Once upon a time, it was a hard thing to be a geek. We were bullied for our love of things many viewed as childish, we were banished to small corners of our cities and towns, and we were viewed with derision. Comic book shops, game stores and arcades became our safe spaces and we would gather together in small cliques, cautiously whispering about the latest issue of the X-Men or our wishes for what Star Wars might become.
For many, it seems hard to remember that we no longer live in the shadows.
Genre entertainment has taken over the pop-culture world. The top box-office hits are adaptations of comic book stories or familiar fantasy/science fiction franchises. Successful broadcast and streaming TV shows are similarly bringing us these familiar characters and worlds. Comic book stores are ubiquitous.
Why, then, is there a rift between these older, more well-read fans, and the new fans pouring in from the mainstream? Why do many of us in the community still act as though we're the cultural underdog?
You'll see memes spread across the internet chiding fans of a movie to stop pretending that they're fans at all, that the original fans are the real fans. But what is a real fan? Why are there levels to simply liking something a lot?
Star Wars might be a case of the one of widest fandoms. The Force Awakens grossed more than $2 billion worldwide, making it the third most successful release ever. It did almost $1 billion dollars domestically alone during its theatrical run. That works out to be more than 100 million tickets sold for that film, which means as much as a third of the U.S. population counted themselves as Star Wars to an extent that they would make the seventh installment of the franchise such a powerhouse. If only real fans saw the movie, would it have made half as much? One-tenth? Or is it the notion that we're all fans that caused it to break box-office records?
What about The Avengers? The films sell 10 times as many tickets as the comics sell individual issues. Do you have to be a fan of both to be a fan?
I don't think so.
Being a fan of something is largely self-determined. We decide that liking something is a club we want to be in. I can't rate someone else's enjoyment of a thing, and I can't see how that level of enjoyment compares to all of the other things in their life. What I might qualify as passive fandom for myself might well border on rabid in a different person.
I get it, though. I remember the dark times. I got beat up at school for liking nerdy things. I got made fun of and bullied. We carved out our safe spaces through these stories to make ourselves feel comfortable. Those days are over, though. We need to stop thinking of all of these new fans as encroaching on our small safe space, and realize that it's all a safe space now. We need to make the whole of that space as welcoming as we wished the world was when we were becoming fans of things.
I know it might seem trivial, but the culture is ours now. No one should feel awkward about admitting they like something, even if they don't know everything there is to know about it. Instead of getting upset about how much these new fans don't know, act as an ambassador. Share your passion and help them discover the things you know they'll like. Instead of gaining an adversary or someone to roll your eyes at, maybe this way you'll find a friend.

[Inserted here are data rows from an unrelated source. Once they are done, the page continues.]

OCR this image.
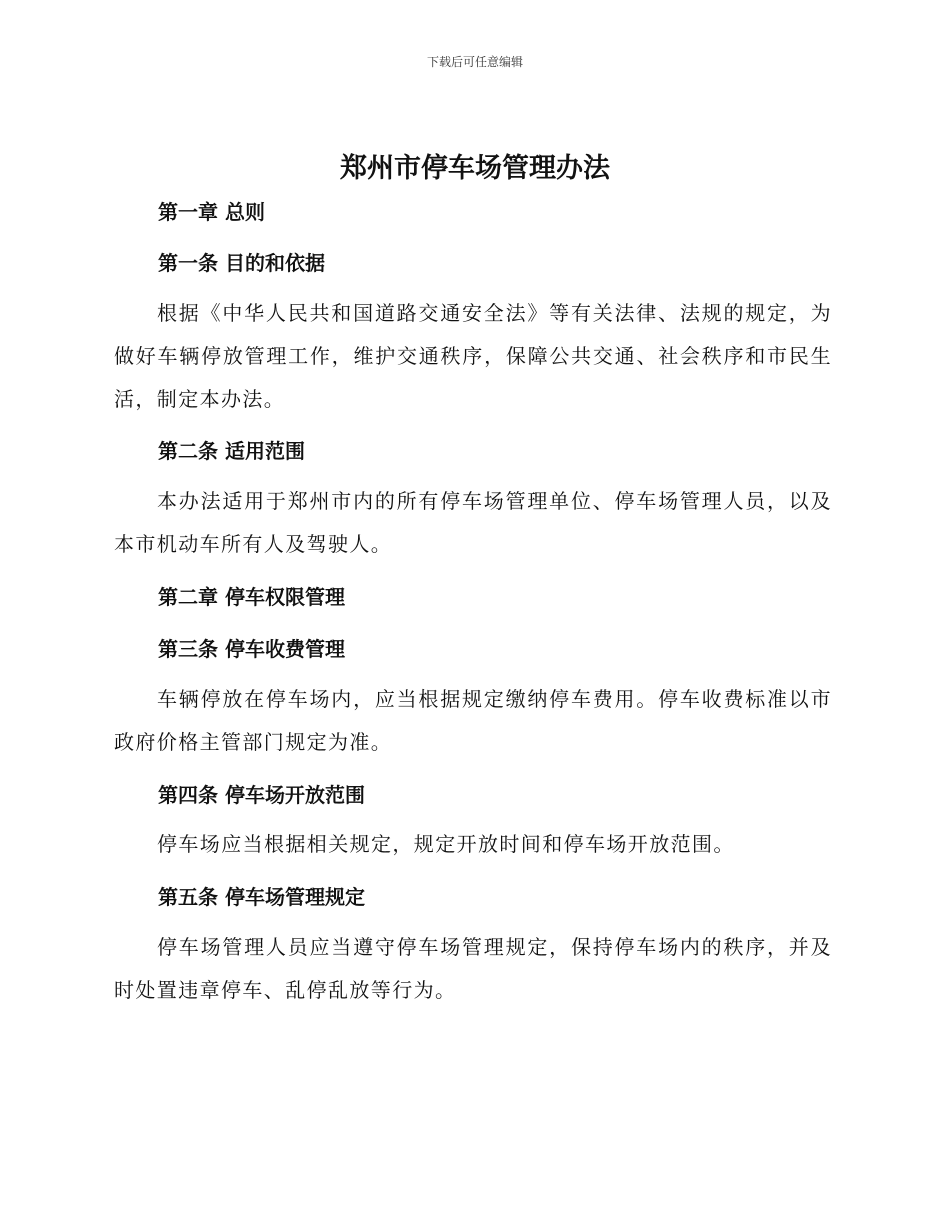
下载后可任意编辑
郑州市停车场管理办法
第一章 总则
第一条 目的和依据

根据《中华人民共和国道路交通安全法》等有关法律、法规的规定，为做好车辆停放管理工作，维护交通秩序，保障公共交通、社会秩序和市民生活，制定本办法。

第二条 适用范围

本办法适用于郑州市内的所有停车场管理单位、停车场管理人员，以及本市机动车所有人及驾驶人。

第二章 停车权限管理
第三条 停车收费管理

车辆停放在停车场内，应当根据规定缴纳停车费用。停车收费标准以市政府价格主管部门规定为准。

第四条 停车场开放范围

停车场应当根据相关规定，规定开放时间和停车场开放范围。

第五条 停车场管理规定

停车场管理人员应当遵守停车场管理规定，保持停车场内的秩序，并及时处置违章停车、乱停乱放等行为。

The geeks have inherited the culture; maybe that's part of the reason the mainstream culture has shifted so dramatically over the past decade. But what good will any of it do, if we simply spend all of our time measuring the length of one other's fandom?
Cut it out. If somebody is a fan of the movie rather than the source material, introduce them to the source material. But don't act like you're better than they are. You're just someone who can help open a door.